Erradicação
da loucura que assola o mundo tem de começar pela eleição dos EUA
Parecia impossível que algum líder mundial fosse superar o festival de loucuras que Jair Bolsonaro protagonizou durante a pandemia do novo coronavírus, subindo em lombo de cavalo, promovendo aglomerações, indo a atos antidemocráticos, mostrando cloroquina para as emas, etc.
Mas
aconteceu.

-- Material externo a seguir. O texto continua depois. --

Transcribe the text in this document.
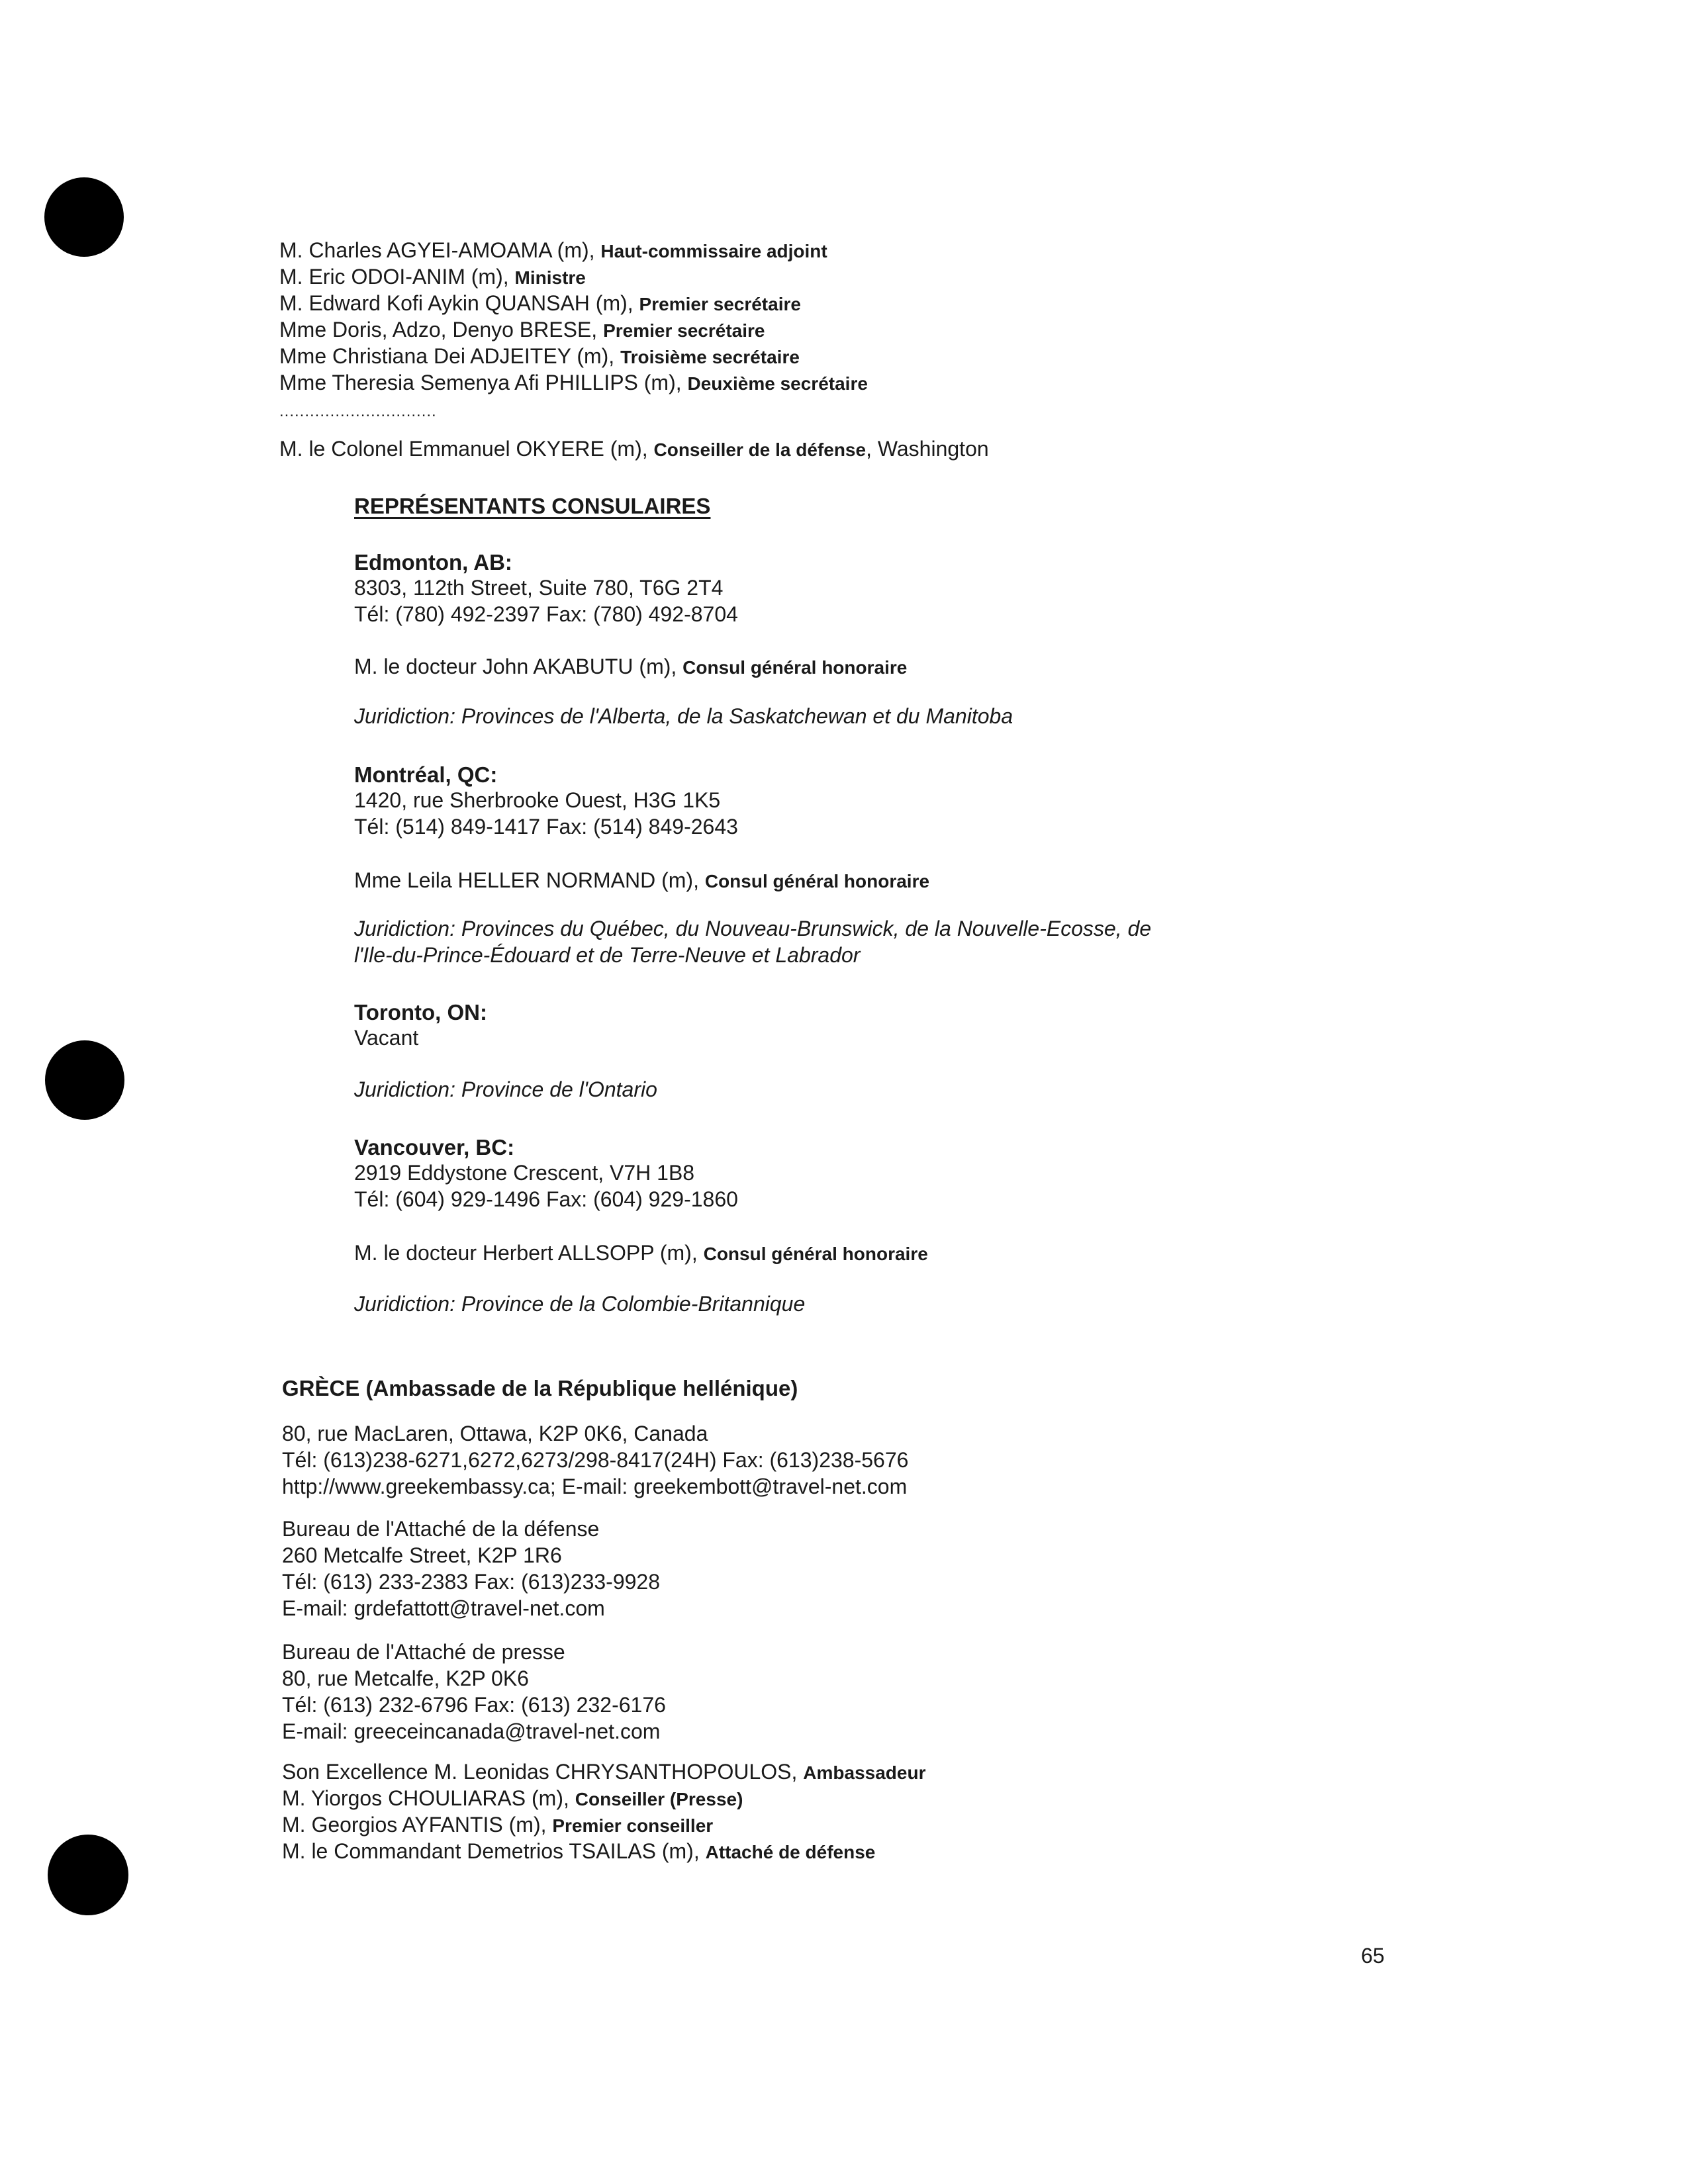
M. Charles AGYEI-AMOAMA (m), Haut-commissaire adjoint
M. Eric ODOI-ANIM (m), Ministre
M. Edward Kofi Aykin QUANSAH (m), Premier secrétaire
Mme Doris, Adzo, Denyo BRESE, Premier secrétaire
Mme Christiana Dei ADJEITEY (m), Troisième secrétaire
Mme Theresia Semenya Afi PHILLIPS (m), Deuxième secrétaire
...............................
M. le Colonel Emmanuel OKYERE (m), Conseiller de la défense, Washington
REPRÉSENTANTS CONSULAIRES
Edmonton, AB:
8303, 112th Street, Suite 780, T6G 2T4
Tél: (780) 492-2397 Fax: (780) 492-8704
M. le docteur John AKABUTU (m), Consul général honoraire
Juridiction: Provinces de l'Alberta, de la Saskatchewan et du Manitoba
Montréal, QC:
1420, rue Sherbrooke Ouest, H3G 1K5
Tél: (514) 849-1417 Fax: (514) 849-2643
Mme Leila HELLER NORMAND (m), Consul général honoraire
Juridiction: Provinces du Québec, du Nouveau-Brunswick, de la Nouvelle-Ecosse, de
l'Ile-du-Prince-Édouard et de Terre-Neuve et Labrador
Toronto, ON:
Vacant
Juridiction: Province de l'Ontario
Vancouver, BC:
2919 Eddystone Crescent, V7H 1B8
Tél: (604) 929-1496 Fax: (604) 929-1860
M. le docteur Herbert ALLSOPP (m), Consul général honoraire
Juridiction: Province de la Colombie-Britannique
GRÈCE (Ambassade de la République hellénique)
80, rue MacLaren, Ottawa, K2P 0K6, Canada
Tél: (613)238-6271,6272,6273/298-8417(24H) Fax: (613)238-5676
http://www.greekembassy.ca; E-mail: greekembott@travel-net.com
Bureau de l'Attaché de la défense
260 Metcalfe Street, K2P 1R6
Tél: (613) 233-2383 Fax: (613)233-9928
E-mail: grdefattott@travel-net.com
Bureau de l'Attaché de presse
80, rue Metcalfe, K2P 0K6
Tél: (613) 232-6796 Fax: (613) 232-6176
E-mail: greeceincanada@travel-net.com
Son Excellence M. Leonidas CHRYSANTHOPOULOS, Ambassadeur
M. Yiorgos CHOULIARAS (m), Conseiller (Presse)
M. Georgios AYFANTIS (m), Premier conseiller
M. le Commandant Demetrios TSAILAS (m), Attaché de défense
65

Desde que foi diagnosticado com
covid-19, na semana passada, Donald Trump deixou o pupilo brasileiro
no chinelo em termos de impostura e inadequação não apenas ao cargo que ocupa e
ao qual se agarra com unhas e dentes, mas também aos princípios básicos de
civilidade e convívio público no curso de uma emergência sanitária.
O homem mais poderoso do planeta foi internado na sexta-feira com muitas dúvidas pairando quanto à data exata de seu diagnóstico, se ele promoveu eventos já sabendo que estava doente ou a gravidade do quadro antes e depois de ser hospitalizado.
À
falta de transparência inimaginável para um País que se gaba de ser o berço e o
guardião da democracia ocidental se somou a boçalidade desvairada.
Desesperado
diante do revés da doença quando fazia questão de zombar dela, vender
tratamentos mandrakes e defender e praticar comportamentos sociais
irresponsáveis, Trump quis se mostrar forte.
Para
isso, expôs assessores, seguranças e equipe do hospital a risco de
contaminação. O carro em que ele fez o desfile
patético é blindado inclusive para ataques químicos e
biológicos, o que significa dizer que, se nada entra, tampouco sai. A carga
viral de um presidente doente ficou toda concentrada no interior do carro,
sujeitando os demais ocupantes a riscos.
A
diferença entre os Estados Unidos e
o Brasil é que lá existem menos puxa-sacos e lambe-botas que aqui. E, quando um
presidente se comporta como um moleque, há quem, mesmo entre os que o
circundam, com coragem para dizer em voz alta. Foi o que fez o médico James Phillips, do
hospital Walter
Reed. “Eles podem ficar doentes. Eles podem morrer. Por teatro
político”, atestou.
Lá
como aqui este teatro que se prolonga já cobrou muito em termos de corrosão dos
valores e dos marcos civilizatórios. Que um presidente decida se comportar como
um bufão num debate e a comissão nacional encarregada de organizar tais eventos
não deixe claro que isso não irá se repetir sob hipótese alguma é sinal de que
Trump venceu mais um round e conseguiu enfraquecer mais uma estrutura que
sustenta a democracia norte-americana – que, mesmo com todas as suas lacunas e
falhas, é uma das mais estáveis do mundo.
Por
tudo isso é vital a importância da eleição dos Estados Unidos, para o mundo e
para o Brasil. A era de governantes fanfarrões calhou de coincidir com o maior
flagelo humano, social e econômico que as atuais gerações – sejam as mais
novas, sejam as que estão vendo antecipado seu tempo útil – irão conviver no curso
de suas vidas.
A
presença de figuras como Trump e Bolsonaro em postos de comando agrava
exponencialmente os efeitos desse calvário. Mais de 200 mil mortos lá, quase
150 mil aqui e tanto um quanto outro seguem distraídos e distraindo os seus
governados com factoides midiáticos. Lá a busca vale-tudo por uma reeleição
cada vez mais difícil. Aqui a costura de terreno político com vista ao mesmo
objetivo e para proteger a família presidencial, cada vez mais enredada numa
trama que explicita o uso de dinheiro público de gabinetes para enriquecimento.
Não se sabe o mal que Trump ainda pode fazer, desde propagar o vírus para os que o cercam até colocar em dúvida a transição do poder caso se efetive a derrota que as pesquisas apontam. Mas é fácil analisar a importância que sua eventual saída de cena em novembro representará para começar a trazer de volta a racionalidade perdida à política brasileira. Que assim seja.